Mexican hotels to build hurricane defences
WTM Special Report: Hotels in Mexico battered by hurricane Wilma will develop safety shelters on floors and public spaces by erecting reinforced concrete walls and installing emergency generators.
Under plans put forward by tourist officials, windows on a designated floor – probably the third – will be blocked out and replaced with walls while ballrooms will be strengthened to protect against devastating storms.
The structures, rather than churches and schools, would then be used to shelter holidaymakers during a hurricane.

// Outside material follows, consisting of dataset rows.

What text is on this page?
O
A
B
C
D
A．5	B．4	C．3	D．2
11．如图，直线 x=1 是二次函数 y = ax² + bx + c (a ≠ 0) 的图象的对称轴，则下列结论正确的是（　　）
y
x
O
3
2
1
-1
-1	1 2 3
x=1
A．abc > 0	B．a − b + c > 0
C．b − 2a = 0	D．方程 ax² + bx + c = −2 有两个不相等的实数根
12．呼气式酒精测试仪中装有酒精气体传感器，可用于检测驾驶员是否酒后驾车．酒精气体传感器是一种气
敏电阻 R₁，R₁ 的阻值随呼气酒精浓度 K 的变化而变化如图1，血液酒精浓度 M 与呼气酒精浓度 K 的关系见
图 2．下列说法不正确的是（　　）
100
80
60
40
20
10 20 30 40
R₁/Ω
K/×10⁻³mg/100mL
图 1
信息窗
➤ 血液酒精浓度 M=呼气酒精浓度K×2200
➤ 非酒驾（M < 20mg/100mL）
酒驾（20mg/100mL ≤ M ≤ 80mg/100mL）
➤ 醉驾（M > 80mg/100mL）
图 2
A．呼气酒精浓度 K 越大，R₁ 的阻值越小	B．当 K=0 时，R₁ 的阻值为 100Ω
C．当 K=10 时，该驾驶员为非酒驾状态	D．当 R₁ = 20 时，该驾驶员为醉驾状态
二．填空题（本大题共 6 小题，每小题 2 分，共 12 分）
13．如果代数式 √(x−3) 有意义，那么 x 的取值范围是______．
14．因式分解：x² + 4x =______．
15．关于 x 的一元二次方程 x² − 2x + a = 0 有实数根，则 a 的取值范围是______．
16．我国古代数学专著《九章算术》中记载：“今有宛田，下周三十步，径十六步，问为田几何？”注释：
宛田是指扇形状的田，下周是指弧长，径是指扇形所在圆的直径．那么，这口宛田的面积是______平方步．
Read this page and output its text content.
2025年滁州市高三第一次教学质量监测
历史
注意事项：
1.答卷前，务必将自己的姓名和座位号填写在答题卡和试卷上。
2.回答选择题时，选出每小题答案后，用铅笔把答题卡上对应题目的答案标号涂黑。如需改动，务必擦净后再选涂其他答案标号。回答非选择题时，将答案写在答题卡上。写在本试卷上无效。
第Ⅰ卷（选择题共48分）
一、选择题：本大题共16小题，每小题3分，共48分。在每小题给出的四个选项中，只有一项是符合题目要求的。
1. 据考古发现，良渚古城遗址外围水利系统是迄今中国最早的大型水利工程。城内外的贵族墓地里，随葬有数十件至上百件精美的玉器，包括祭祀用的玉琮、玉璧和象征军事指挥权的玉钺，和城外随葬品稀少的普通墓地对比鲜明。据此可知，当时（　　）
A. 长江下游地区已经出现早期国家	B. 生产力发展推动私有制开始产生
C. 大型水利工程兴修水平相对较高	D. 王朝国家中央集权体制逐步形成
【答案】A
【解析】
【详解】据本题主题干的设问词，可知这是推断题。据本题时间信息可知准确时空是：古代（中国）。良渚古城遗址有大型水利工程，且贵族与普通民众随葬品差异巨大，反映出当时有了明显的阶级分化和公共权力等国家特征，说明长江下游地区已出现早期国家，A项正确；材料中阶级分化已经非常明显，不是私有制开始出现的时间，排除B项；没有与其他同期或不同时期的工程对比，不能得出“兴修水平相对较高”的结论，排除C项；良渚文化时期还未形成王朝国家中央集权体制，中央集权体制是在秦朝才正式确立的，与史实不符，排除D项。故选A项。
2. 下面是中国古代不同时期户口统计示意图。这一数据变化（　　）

Javier Pedrero, tourism promotions secretary for the state of Quintana Roo, said lessons had been learned from Wilma, which devastated areas of the Mexican coast last month.
“We are well prepared for such events but you can always learn lessons,” he said. “We will look at building shelters in hotels by putting a concrete wall, rather than windows, on one floor and doing the same with large areas such as ballrooms.
“It will be more comfortable for holidaymakers.”
The move follows a nightmare 48 hours for tourists and residents who were cooped up in make-shift shelters during Wilma where conditions gradually deteriorated.
Pedrero said the shelters were only equipped for a maximum stay of 10 or 12 hours.
“The hurricane moved very, very slowly. It was like four hurricanes coming one after the other it took so long,” he said.
But Pedrero insisted the region was fast getting back on its feet. He said all 23,000 rooms in the Riviera Maya, which escaped the full force of Wilma, will be open by the end of the year along 18,000 of Cancun’s 27,000 rooms. The remainder will open during the first two weeks of 2006.
In Cozumel however only 1,600 of the island’s 4,000 rooms will be repaired by the end of the year. Pedrero said many hotels were “turning the crisis into an opportunity” by revamping the entire hotel.
Wilma was the second of two hurricanes to hit the peninsula this year. Hurricane Emily, which hit in July, was the first for more than 10 years.